For Kamara, the past four years seem to have flown by, and he tries not to focus on that as he approaches senior day and his final game in Notre Dame Stadium.

“It’s reality but I try not to think about it, so it’s unreal. It seems like yesterday we just came in as freshmen,” he said. “It all went by so fast. But I really don’t think about it, it’s just another chapter of life. It’s in the past right now, that’s how I think about it. I try to stay level headed.”

Although he tries to stay level headed, Kamara said he can’t help but recall the feeling of stepping into Notre Dame Stadium and wearing his No. 18 jersey for his first game with the Irish, a feeling he knows he won’t be able to find anywhere else.

“My freshman year, I can remember it like it was yesterday,” Kamara said, “I mean I was just struck, shocked about how many people were out there [in the Stadium]. That’s just part of going to Notre Dame, it’s something special, it’s a special place.”

He’s able to laugh and smile about it now, but Kamara said he wasn’t so relaxed when he first was called in to play.

“My first game — oh man, I was nervous. My first play of freshman year, I went out there and my legs are shaking, my arms are shaking, and I’m like, ‘Oh man, I don’t want to mess up, I don’t want to mess up.’ And I actually caught my first pass on my first play,” he recalled.

That first play led to a standout freshman season in 2007 in which Kamara surpassed legendary Irish receiver Tim Brown’s rookie record for catches with 32, including four touchdown catches, and he recorded 357 receiving yards in 11 games.

Kamara continued to be a contributor for Notre Dame in his sophomore and junior seasons, playing in a combined 25 games with 14 starts. So far this season, he has played in six games, notching 68 receiving yards.

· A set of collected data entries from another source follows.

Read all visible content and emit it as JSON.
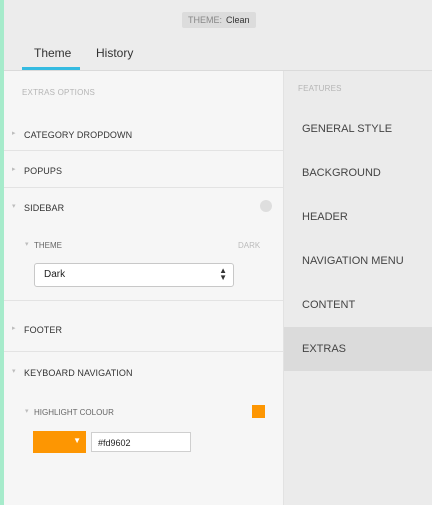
{
  "titlebar": {
    "theme_key": "THEME:",
    "theme_value": "Clean"
  },
  "tabs": [
    {
      "label": "Theme",
      "active": true
    },
    {
      "label": "History",
      "active": false
    }
  ],
  "left": {
    "caption": "EXTRAS OPTIONS",
    "rows": {
      "category_dropdown": "CATEGORY DROPDOWN",
      "popups": "POPUPS",
      "sidebar": "SIDEBAR",
      "footer": "FOOTER",
      "keyboard_navigation": "KEYBOARD NAVIGATION"
    },
    "sidebar_theme": {
      "label": "THEME",
      "tag": "DARK",
      "select_value": "Dark"
    },
    "highlight": {
      "label": "HIGHLIGHT COLOUR",
      "color": "#fd9602",
      "hex_value": "#fd9602"
    }
  },
  "right": {
    "caption": "FEATURES",
    "items": [
      {
        "label": "GENERAL STYLE",
        "active": false
      },
      {
        "label": "BACKGROUND",
        "active": false
      },
      {
        "label": "HEADER",
        "active": false
      },
      {
        "label": "NAVIGATION MENU",
        "active": false
      },
      {
        "label": "CONTENT",
        "active": false
      },
      {
        "label": "EXTRAS",
        "active": true
      }
    ]
  },
  "colors": {
    "accent_tab": "#35bbe1",
    "window_background": "#a6ebcb",
    "highlight": "#fd9602"
  }
}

“It’s something special,” Kamara said. “It’s kind of like you’re going to war with your guys. You walk down the hall, tap the walls, tap the ‘Play Like A Champion Today’ sign. It’s something special, you can’t explain it unless you’re part of it. It’s something hard to understand, but it’s something special. Walking out and just looking around at 80,000 people.”

Although he’s no longer a freshman, Kamara said he still feels the same nervous excitement that he felt as a first year player whenever he emerges from the tunnel with his Irish teammates.

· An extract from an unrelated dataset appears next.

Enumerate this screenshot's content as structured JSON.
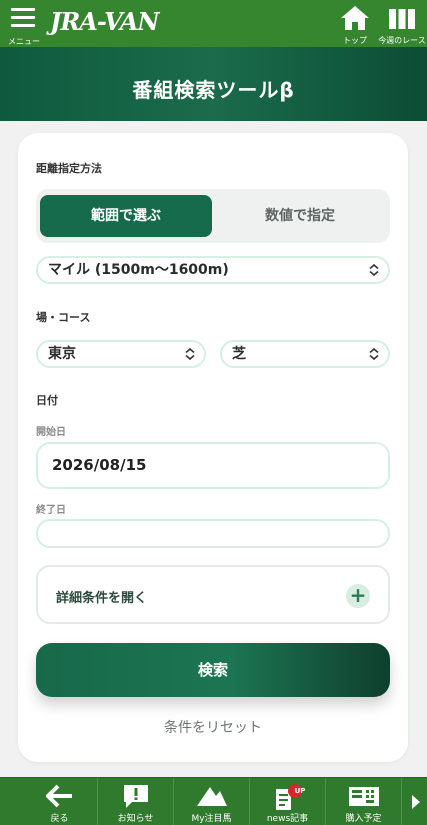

“I always have butterflies, that’s just who I am. But as a senior, you go out there with the confidence, a different swagger about yourself, you just want to perfect everything you do,” Kamara said.

Driving that swagger and desire for perfection for Kamara are both his family and teammates.

“Just knowing I’m doing it for someone, and another thing is the program. Just doing it for years to come, and eventually a National Championship, and I can say I was part of building that.”